Runcorn Highfield ARLFC

Club information
- Full name: Runcorn Highfield Amateur Rugby League Football Club
- Colours: Green and yellow
- Founded: 2005; 20 years ago

Current details
- Ground(s): Heath Park Playing Fields, Runcorn;
- Competition: North West Men's League, Division 2
- 2024 season: 8th

= Runcorn Highfield ARLFC =

English amateur rugby league club

Runcorn Highfield ARLFC, formerly Runcorn ARLFC, is a rugby league club based in Runcorn, Cheshire, England. They play in the North West Men's League.

==History==

The club badge was the arms of the former Runcorn Urban District Council until a rebrand in 2021

The first rugby league club in Runcorn was Runcorn RFC which joined the Northern Union in 1895, just several days after it was founded. But the club folded in 1918.

Huyton RLFC moved to Runcorn FC's Canal Street in 1985 and became known as Runcorn Highfield. The club lasted in Runcorn until 1991 when it was renamed Highfield and moved to St Helens before being wound up in 1996.

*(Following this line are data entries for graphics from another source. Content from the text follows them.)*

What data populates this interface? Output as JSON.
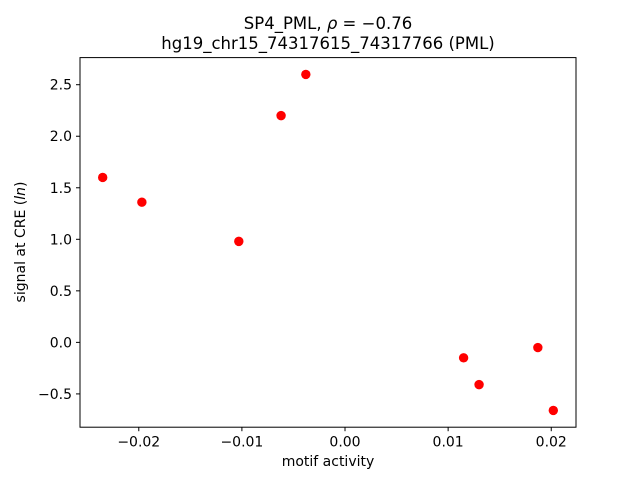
{
  "chart_data": {
    "type": "scatter",
    "title_line1": "SP4_PML, ρ = −0.76",
    "title_parts": {
      "prefix": "SP4_PML, ",
      "rho": "ρ",
      "suffix": " = −0.76"
    },
    "title_line2": "hg19_chr15_74317615_74317766 (PML)",
    "xlabel": "motif activity",
    "ylabel": "signal at CRE (ln)",
    "ylabel_parts": {
      "prefix": "signal at CRE (",
      "italic": "ln",
      "suffix": ")"
    },
    "x": [
      -0.0235,
      -0.0197,
      -0.0103,
      -0.0062,
      -0.0038,
      0.0115,
      0.013,
      0.0187,
      0.0202
    ],
    "y": [
      1.6,
      1.36,
      0.98,
      2.2,
      2.6,
      -0.15,
      -0.41,
      -0.05,
      -0.66
    ],
    "correlation_rho": -0.76,
    "marker_color": "#ff0000",
    "axes_color": "#000000",
    "xlim": [
      -0.0257,
      0.0224
    ],
    "ylim": [
      -0.823,
      2.763
    ],
    "xticks": [
      -0.02,
      -0.01,
      0.0,
      0.01,
      0.02
    ],
    "xtick_labels": [
      "−0.02",
      "−0.01",
      "0.00",
      "0.01",
      "0.02"
    ],
    "yticks": [
      -0.5,
      0.0,
      0.5,
      1.0,
      1.5,
      2.0,
      2.5
    ],
    "ytick_labels": [
      "−0.5",
      "0.0",
      "0.5",
      "1.0",
      "1.5",
      "2.0",
      "2.5"
    ],
    "legend": "none",
    "grid": "off"
  }
}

The present club was founded in 2005 as Runcorn Vikings, joining the Rugby League Conference North West division. In 2006, they played in the Cheshire Division, which was effectively the old North West Division renamed to reflect where most of the teams were based.

In the 2007 season, Runcorn dropped the Vikings moniker. For the 2022 season, the club adopted the name 'Runcorn Highfield' last used by the defunct 1996 club.